Beim Blick auf den Tourplan entschied ich mich aber für einen Trip nach Amsterdam. Das liegt kilometermäßig von meiner Heimatstadt nicht nur deutlich näher als die beiden deutschen Spielorte, sondern dort sollten auch gleich zwei Shows an zwei aufeinanderfolgenden Abenden steigen.
Die Vorfreude stieg. Doch eine Woche vor dem Wiedersehen mit meinen musikalischen Lieblingen kam die erste Hiobsbotschaft: Beim Auftritt in Paris hatte Sänger Eddie Vedder derart viel Staub und Rauch von Waldbränden in der Umgebung eingeatmet, dass seine Stimmbänder schwer lädiert wurden. Die Folgen: erst die Absage des Konzerts in Wien, zwei Tage später dann die Absage für Prag. Nächster geplanter Halt: Amsterdam. Und so saß ich an besagtem Sonntag daheim. Soll ich nun losfahren? Stundenlang war nichts in Erfahrung zu bringen. Dann entdeckte ich im Internet eine Mitteilung der Vorband: Deren Sänger behauptete steif und fest, dass es „heute Abend zu 1000 Prozent“ mit dem Auftritt klappen würde. Also ab in den Wagen. Auf geht’s!

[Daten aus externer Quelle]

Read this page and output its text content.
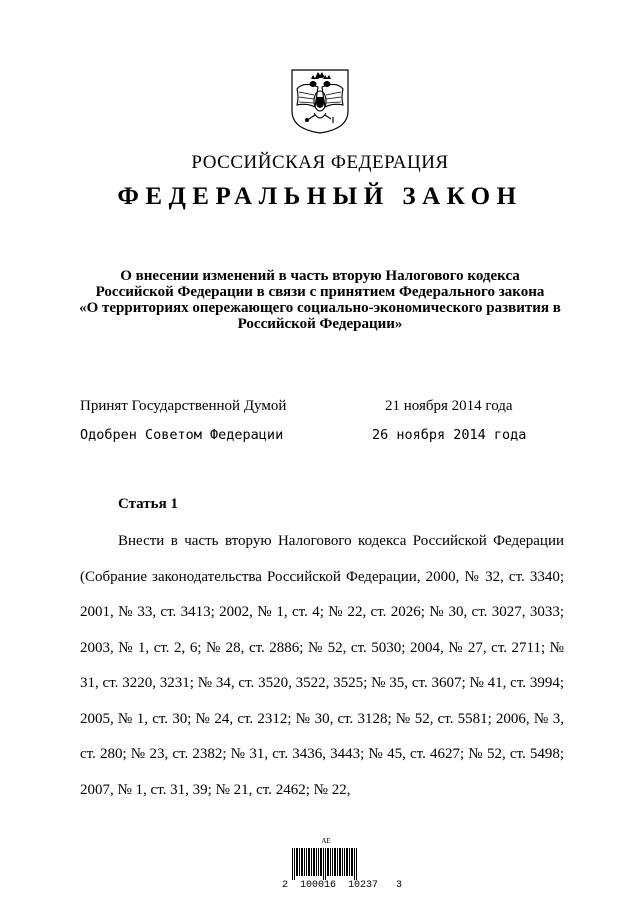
РОССИЙСКАЯ ФЕДЕРАЦИЯ
ФЕДЕРАЛЬНЫЙ ЗАКОН
О внесении изменений в часть вторую Налогового кодекса
Российской Федерации в связи с принятием Федерального закона
«О территориях опережающего социально-экономического развития в
Российской Федерации»
Принят Государственной Думой	21 ноября 2014 года
Одобрен Советом Федерации	26 ноября 2014 года
Статья 1
Внести в часть вторую Налогового кодекса Российской Федерации (Собрание законодательства Российской Федерации, 2000, № 32, ст. 3340; 2001, № 33, ст. 3413; 2002, № 1, ст. 4; № 22, ст. 2026; № 30, ст. 3027, 3033; 2003, № 1, ст. 2, 6; № 28, ст. 2886; № 52, ст. 5030; 2004, № 27, ст. 2711; № 31, ст. 3220, 3231; № 34, ст. 3520, 3522, 3525; № 35, ст. 3607; № 41, ст. 3994; 2005, № 1, ст. 30; № 24, ст. 2312; № 30, ст. 3128; № 52, ст. 5581; 2006, № 3, ст. 280; № 23, ст. 2382; № 31, ст. 3436, 3443; № 45, ст. 4627; № 52, ст. 5498; 2007, № 1, ст. 31, 39; № 21, ст. 2462; № 22,
АЕ
2  100016  10237   3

Zwei Stunden später erreiche ich den „Ziggo Dome“ im Amsterdam, der in direkter Nachbarschaft zur Fußballarena von Ajax liegt. Und auf einer digitalen Infotafel über dem Halleneingang steht die entscheidende Botschaft: „Das Konzert von Pearl Jam heute Abend ist abgesagt“, so steht es dort auf Niederländisch geschrieben. Enttäuschung macht sich breit.
Doch sofort fällt auf, dass Hunderte dasselbe Schicksal erlitten haben. Auch sie hatte die Nachricht der Absage erst erreicht, als sie schon unterwegs oder bereits angekommen waren. So wie Angelina und Pasquale aus Modena. Wir kommen sofort ins Gespräch. Unterhalten uns auf Englisch. Die beiden Italiener erzählen, dass sie zwar schon eine Show bei dieser Tour gesehen hätten (jene im heimischen Imola), sie aber extra für dieses Konzert nach Amsterdam gekommen wären. Wir teilen unsere Trauer. Das tröstet.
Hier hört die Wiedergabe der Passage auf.